Palo Alto Networks (PANW) Certified Network Security Administrator (PCNSA) Practice Exam

When a security policy rule is set to block high-severity threats, which profile must be applied to detect malware?

• A. Antivirus Profiles
• B. Application Control Profiles
• C. URL Filtering Profiles
• D. Threat Prevention Profiles

The correct answer is: Antivirus Profiles

When a security policy rule is configured to block high-severity threats, it is essential to apply the appropriate profile that enables the detection of malware. The correct choice is to use Antivirus Profiles. Antivirus profiles are specifically designed to detect, block, and mitigate malware threats that could compromise the integrity of the network or endpoints. They utilize various detection techniques, such as signature-based detection and heuristics, to identify malicious files in real-time as they traverse the network. When the security policy is set to block high-severity threats, having the antivirus profile in place ensures that any detected malware can be effectively blocked before it impacts the system. In contrast, other profiles such as Application Control, URL Filtering, and Threat Prevention profiles have different focuses.

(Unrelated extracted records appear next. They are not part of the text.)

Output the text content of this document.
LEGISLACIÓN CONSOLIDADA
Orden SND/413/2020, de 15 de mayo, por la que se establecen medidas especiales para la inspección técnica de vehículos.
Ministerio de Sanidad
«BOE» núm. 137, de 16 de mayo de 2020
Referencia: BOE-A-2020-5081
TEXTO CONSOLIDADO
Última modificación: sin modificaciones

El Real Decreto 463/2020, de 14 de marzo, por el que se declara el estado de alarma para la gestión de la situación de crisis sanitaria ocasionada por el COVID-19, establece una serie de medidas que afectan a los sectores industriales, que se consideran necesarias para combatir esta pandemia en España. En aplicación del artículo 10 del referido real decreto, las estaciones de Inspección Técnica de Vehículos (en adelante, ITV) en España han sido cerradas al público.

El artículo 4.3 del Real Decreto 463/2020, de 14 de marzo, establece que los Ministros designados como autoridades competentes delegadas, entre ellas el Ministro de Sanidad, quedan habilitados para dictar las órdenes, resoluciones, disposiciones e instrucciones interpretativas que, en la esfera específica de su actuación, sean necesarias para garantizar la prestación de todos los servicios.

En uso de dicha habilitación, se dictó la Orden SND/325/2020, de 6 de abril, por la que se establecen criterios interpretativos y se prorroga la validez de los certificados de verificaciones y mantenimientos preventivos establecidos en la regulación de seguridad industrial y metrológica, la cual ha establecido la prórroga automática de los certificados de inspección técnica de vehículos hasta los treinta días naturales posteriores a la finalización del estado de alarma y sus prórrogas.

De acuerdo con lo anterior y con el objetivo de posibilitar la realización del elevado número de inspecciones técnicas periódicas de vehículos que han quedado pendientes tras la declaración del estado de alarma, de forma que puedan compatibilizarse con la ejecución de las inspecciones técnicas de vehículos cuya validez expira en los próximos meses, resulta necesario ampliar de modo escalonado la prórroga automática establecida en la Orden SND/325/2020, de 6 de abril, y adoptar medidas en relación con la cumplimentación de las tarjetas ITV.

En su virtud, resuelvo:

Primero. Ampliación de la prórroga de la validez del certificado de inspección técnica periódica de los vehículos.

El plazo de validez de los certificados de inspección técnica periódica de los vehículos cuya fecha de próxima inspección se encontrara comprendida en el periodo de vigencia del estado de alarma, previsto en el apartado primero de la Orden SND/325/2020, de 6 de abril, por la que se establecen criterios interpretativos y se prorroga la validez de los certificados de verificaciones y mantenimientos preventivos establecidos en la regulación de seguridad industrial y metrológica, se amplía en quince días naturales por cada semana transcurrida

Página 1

Application Control Profiles mainly regulate which applications can be accessed, focusing on application-layer traffic. URL Filtering Profiles deal with controlling access to websites based on their content or reputation, and while they contribute to overall security, they do not specialize in malware detection. Threat Prevention Profiles enable a combination of security measures but are broader in scope and not solely focused on malware. Therefore, applying an Antivirus Profile is critical for accurately detecting and blocking malware threats in this context.